Prior to that, Fuller played just 11 games in 2019 due to hamstring injuries and missed the bulk of the 2018 season with an ACL injury. Still, when on the field, Fuller has been a proven producer, hauling in 213 catches, 3,136 yards, and 24 touchdowns in 52 NFL starts since being drafted ahead of the 2016 season. That’s good for roughly four catches, 60 yards, and a half-a-touchdown per contest when averaged out.
If Fuller could stay healthy (yes, it’s a big if) this season, I could easily see him putting up 60-70 catches, 1,000 yards, and 7-8 touchdowns. If he can channel his inner 2020 (prior to the PED ban), he could dwarf those numbers.
Fuller signed with Miami for $10 million before the 2021 season, and another injury-riddled season has obviously depleted his value significantly, evidenced by the fact that we’re even discussing this in August.
Last week, Pro Football Network’s Aaron Wilson was reporting that multiple teams were monitoring the 28-year-old potential deep threat. And that he was likely to sign later in the preseason. Maybe the Bears have an interest in a one-year prove-it deal for Fuller. And for what it’s worth, one national football analyst saw a potential Bears-Fuller fit. I sure would love to see Justin Fields get a deep threat like that in his huddle. It might be time to give the former Notre Dame star a call and see if they can’t get him into camp and work with Fields and Luke Getsy in the new Bears offense.

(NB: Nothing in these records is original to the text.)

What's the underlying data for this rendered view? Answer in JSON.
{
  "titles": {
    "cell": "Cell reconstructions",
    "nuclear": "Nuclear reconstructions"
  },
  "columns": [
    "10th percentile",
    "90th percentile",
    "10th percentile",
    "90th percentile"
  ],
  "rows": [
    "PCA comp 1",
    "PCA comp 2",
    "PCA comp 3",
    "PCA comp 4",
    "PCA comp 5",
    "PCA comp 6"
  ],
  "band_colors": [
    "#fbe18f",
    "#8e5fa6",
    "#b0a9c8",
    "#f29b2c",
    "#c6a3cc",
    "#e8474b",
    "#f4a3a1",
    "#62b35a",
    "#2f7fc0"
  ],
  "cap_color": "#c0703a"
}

Aside from Fuller, names like T.Y. Hilton, Cole Beasley, Emmanuel Sanders, Allen Hurns, and DeSean Jackson highlight veteran wideouts still looking for work this season.
Hilton would come with familiarity for Matt Eberflus, with both spending time with the Colts. The 32-year-old Hilton caught 23 passes for 331 yards and three touchdowns in 10 games for the Colts last season with Carson Wentz as his quarterback in a run-heavy offense that featured a heaping dose of Jonathan Taylor running the ball. If you watched the Colts’ in-season version of HBO’s Hard Knocks last year, Hilton fits what Eberflus is trying to build in the Bears locker room. He might be the perfect addition to a huddle that features Fields prominently.
Spotrac has the Hilton’s market value at $6.2 million. That also happens to be the number it gives Emmanuel Sanders’ market value. Sanders, another prominent free agent, spent last season in Buffalo and caught 42 passes for 626 yards and four touchdowns in 14 games with the Bills.
Honestly, Fuller would be the best fit when it comes to low-risk, high-reward additions at this point, but Hilton and Sanders are also potential fits for this roster if that doesn’t work out.
The Bears have $18,168,046 under the cap to play with, per OverTheCap.com’s calculations. So if Chicago wants to shake up its receivers room, it certainly can.